Per validare i risultati, i ricercatori confrontano i livelli di carbonio-14 con altri isotopi, come il berillio-10, presente nei nuclei di ghiaccio estratti dai ghiacciai del Polo Nord e del Polo Sud. Il berillio-10 si forma in modo simile al carbonio-14, a seguito dell’interazione tra particelle solari e atmosfera. Quando i dati degli alberi e del ghiaccio coincidono, è possibile confermare con precisione la data di un evento solare.

 

Studi sugli alberi antichi e i ghiacciai

Per studiare l’evento Miyake del 664-663 a.C., il team ha analizzato campioni di alberi recuperati lungo le sponde fangose del fiume Ob, in Siberia, e da siti archeologici. La cellulosa del legno è stata sottoposta a combustione per rilevare la presenza di radiocarbonio. Parallelamente, i nuclei di ghiaccio provenienti dai ghiacciai hanno mostrato un incremento del berillio-10 nello stesso periodo, confermando la coincidenza temporale.

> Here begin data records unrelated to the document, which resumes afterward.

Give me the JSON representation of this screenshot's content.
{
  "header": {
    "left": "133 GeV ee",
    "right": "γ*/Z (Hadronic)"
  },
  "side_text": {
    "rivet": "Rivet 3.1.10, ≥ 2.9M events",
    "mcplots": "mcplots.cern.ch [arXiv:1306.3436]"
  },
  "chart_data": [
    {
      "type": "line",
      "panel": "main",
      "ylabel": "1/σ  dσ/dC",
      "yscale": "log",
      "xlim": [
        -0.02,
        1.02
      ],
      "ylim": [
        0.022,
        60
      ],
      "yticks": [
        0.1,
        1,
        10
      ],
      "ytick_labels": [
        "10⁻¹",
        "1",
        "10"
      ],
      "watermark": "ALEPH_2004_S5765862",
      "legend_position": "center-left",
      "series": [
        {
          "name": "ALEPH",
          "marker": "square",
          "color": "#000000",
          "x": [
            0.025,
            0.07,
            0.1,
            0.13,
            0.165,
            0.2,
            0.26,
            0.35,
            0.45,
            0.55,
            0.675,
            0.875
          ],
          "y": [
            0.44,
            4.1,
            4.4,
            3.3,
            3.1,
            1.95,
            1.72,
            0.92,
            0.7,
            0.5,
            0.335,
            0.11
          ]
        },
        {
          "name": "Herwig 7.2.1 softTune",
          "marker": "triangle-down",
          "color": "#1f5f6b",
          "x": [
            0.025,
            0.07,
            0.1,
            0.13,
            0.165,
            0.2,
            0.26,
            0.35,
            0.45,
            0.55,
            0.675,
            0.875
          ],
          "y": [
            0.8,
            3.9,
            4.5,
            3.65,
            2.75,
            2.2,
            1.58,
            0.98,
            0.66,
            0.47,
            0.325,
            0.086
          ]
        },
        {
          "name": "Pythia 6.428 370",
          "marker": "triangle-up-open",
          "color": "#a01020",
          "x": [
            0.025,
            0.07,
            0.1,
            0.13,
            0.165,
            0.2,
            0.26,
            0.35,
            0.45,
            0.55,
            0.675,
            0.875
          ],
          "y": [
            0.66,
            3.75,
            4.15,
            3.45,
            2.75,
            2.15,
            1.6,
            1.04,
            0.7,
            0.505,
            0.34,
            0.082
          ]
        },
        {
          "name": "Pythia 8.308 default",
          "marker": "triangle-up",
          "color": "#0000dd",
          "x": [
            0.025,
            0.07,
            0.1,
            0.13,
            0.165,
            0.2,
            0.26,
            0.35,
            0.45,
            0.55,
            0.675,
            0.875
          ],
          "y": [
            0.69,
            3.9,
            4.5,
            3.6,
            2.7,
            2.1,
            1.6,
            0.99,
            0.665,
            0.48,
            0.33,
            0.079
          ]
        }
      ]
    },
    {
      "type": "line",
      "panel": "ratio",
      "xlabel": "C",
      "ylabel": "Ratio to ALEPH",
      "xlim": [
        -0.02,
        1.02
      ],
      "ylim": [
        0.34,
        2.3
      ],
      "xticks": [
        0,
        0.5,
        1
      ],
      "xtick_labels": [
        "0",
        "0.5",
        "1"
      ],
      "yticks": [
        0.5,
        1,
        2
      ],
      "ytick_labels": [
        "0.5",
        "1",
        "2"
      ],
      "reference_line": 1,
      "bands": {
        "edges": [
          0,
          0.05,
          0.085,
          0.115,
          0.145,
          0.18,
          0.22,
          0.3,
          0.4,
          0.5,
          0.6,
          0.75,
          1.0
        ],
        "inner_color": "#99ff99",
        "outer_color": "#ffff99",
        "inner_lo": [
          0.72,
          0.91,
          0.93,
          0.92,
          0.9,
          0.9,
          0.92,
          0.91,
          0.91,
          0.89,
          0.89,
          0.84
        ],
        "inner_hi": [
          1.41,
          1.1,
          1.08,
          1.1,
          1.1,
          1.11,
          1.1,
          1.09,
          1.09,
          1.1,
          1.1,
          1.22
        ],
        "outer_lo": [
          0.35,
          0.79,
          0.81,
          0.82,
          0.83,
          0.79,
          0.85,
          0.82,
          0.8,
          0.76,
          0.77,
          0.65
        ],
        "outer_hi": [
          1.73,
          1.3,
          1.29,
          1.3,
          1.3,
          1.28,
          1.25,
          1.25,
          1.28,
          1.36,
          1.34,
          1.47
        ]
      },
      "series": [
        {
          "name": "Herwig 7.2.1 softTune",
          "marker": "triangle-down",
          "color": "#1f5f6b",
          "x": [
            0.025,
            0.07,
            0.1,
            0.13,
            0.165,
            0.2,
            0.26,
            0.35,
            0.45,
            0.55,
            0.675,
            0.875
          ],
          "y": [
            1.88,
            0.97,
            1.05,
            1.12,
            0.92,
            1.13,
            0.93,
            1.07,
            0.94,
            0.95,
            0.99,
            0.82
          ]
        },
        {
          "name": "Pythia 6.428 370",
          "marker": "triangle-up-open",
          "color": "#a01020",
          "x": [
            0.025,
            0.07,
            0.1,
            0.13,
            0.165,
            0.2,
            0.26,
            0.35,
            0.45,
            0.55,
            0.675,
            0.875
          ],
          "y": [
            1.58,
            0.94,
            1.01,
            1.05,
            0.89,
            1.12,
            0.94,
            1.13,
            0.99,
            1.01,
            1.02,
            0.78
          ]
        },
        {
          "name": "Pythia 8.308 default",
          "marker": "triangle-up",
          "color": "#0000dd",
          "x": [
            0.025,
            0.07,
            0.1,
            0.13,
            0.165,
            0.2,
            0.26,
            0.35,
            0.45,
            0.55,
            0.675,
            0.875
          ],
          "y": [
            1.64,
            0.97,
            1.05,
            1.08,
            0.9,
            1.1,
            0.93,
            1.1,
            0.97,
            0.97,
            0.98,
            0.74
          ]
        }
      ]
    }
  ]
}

Questa sinergia tra gli archivi naturali terrestri – alberi e ghiacciai – ha permesso di datare con estrema precisione l’estrema tempesta solare Miyake, un risultato pubblicato sulla rivista Communications Earth & Environment.

 

Tempeste solari e meteo spaziale

Il monitoraggio moderno delle tempeste solari offre strumenti preziosi per studiarne l’impatto sul nostro pianeta. Sebbene i fenomeni estremi come gli Eventi Miyake siano rari, le tempeste solari più comuni continuano a influenzare la Terra, con effetti su infrastrutture tecnologiche come i satelliti, le reti elettriche e le comunicazioni. Questi studi dimostrano che il passato offre indizi fondamentali per comprendere meglio i rischi futuri associati all’attività solare e al meteo spaziale.